Accra, Dec. 13, GNA – Mr David Osafo Adonteng, the Director of Planning and Programmes at the National Road Safety Authority (NRSA) has called on news editors of media houses to intensify the crusade against road crashes to save the lives of the citizenry.

He said news editors could do this through road safety focused talk shows, discussion programmes, news feature stories among others, to complement efforts aimed at tackling the spate of carnage on the roads in the country.

Mr Adonteng made the call in an interview with the Ghana News Agency after a workshop for News Editors in Accra to discuss how to increase public awareness on road safety issues to reduce deaths and injuries.

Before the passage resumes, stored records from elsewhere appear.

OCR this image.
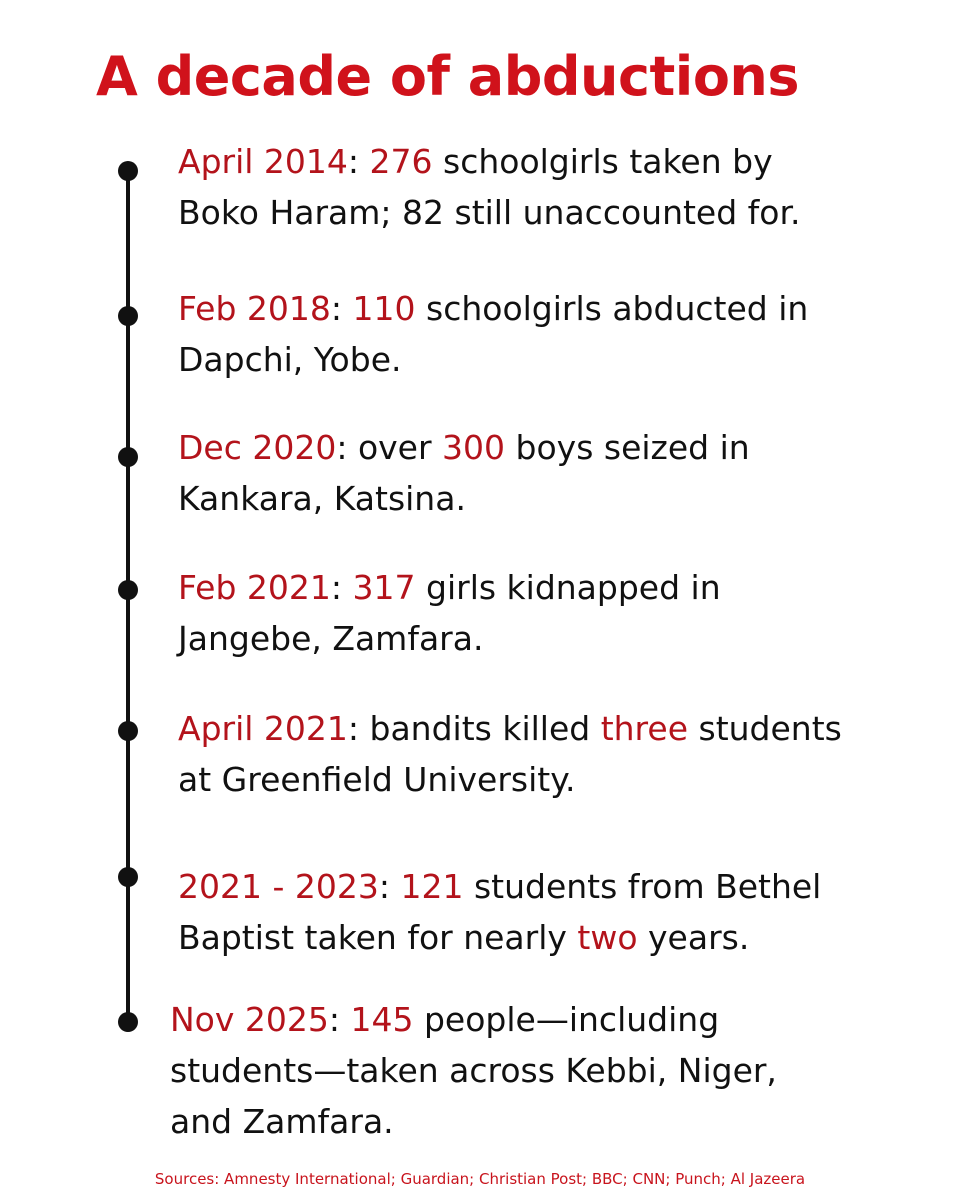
A decade of abductions

April 2014: 276 schoolgirls taken by
Boko Haram; 82 still unaccounted for.

Feb 2018: 110 schoolgirls abducted in
Dapchi, Yobe.

Dec 2020: over 300 boys seized in
Kankara, Katsina.

Feb 2021: 317 girls kidnapped in
Jangebe, Zamfara.

April 2021: bandits killed three students
at Greenfield University.

2021 - 2023: 121 students from Bethel
Baptist taken for nearly two years.

Nov 2025: 145 people—including
students—taken across Kebbi, Niger,
and Zamfara.

Sources: Amnesty International; Guardian; Christian Post; BBC; CNN; Punch; Al Jazeera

It was organised jointly by the Accra Metropolitan Assembly (AMA) and the National Road Safety Authority with support from the Bloomberg Philanthropies Initiative for Global Road Safety (BIGRS).

He appealed to radio and television stations, online portals and the print media to devote airtime and space to help raise public awareness of road safety to reduce the rate of road traffic deaths and injuries.

“News editors must play a major role by setting the agenda and highlighting road safety issues as a public health crisis and journalists should take up the fight and use their only weapon, the power of the pen to fight this menace,” Mr Adonteng said.

Dr Raphael Awuah, the African Regional Advisor on Data and Surveillance for Vital Strategies said according to the Global Burden of Road Traffic Crashes in lower-middle-income countries for 2019 and 2020, road traffic injuries were the 10th leading cause of deaths and that 2013 and 2016 recorded approximately 27 deaths per 100,000 population in Africa.

He pointed out that casualties from road traffic crashes were most of the cases reported at trauma centres in the country and expressed concerns over the under-reporting of road crash fatalities and injuries in Africa.

Mr Kwabena Asare Mintah of the Regulatory, Inspectorate and Compliance Directorate of NRSA, in a presentation, indicated that used tyres in Ghana increased the risk of road crash by 30 per cent adding that, “15.2 per cent of vehicles involved in fatal crashes had some form of defect prior to the crash.”

Ms Mavis Obeng-Mensah, Communication Officer for the BIGRS Project in Ghana said the workshop was the first of many more to be organised for news editors on road safety and expressed the hope that it would help increase road safety advocacy in the media.

She urged the editors to prioritise road safety programmes and feature stories in the newsroom.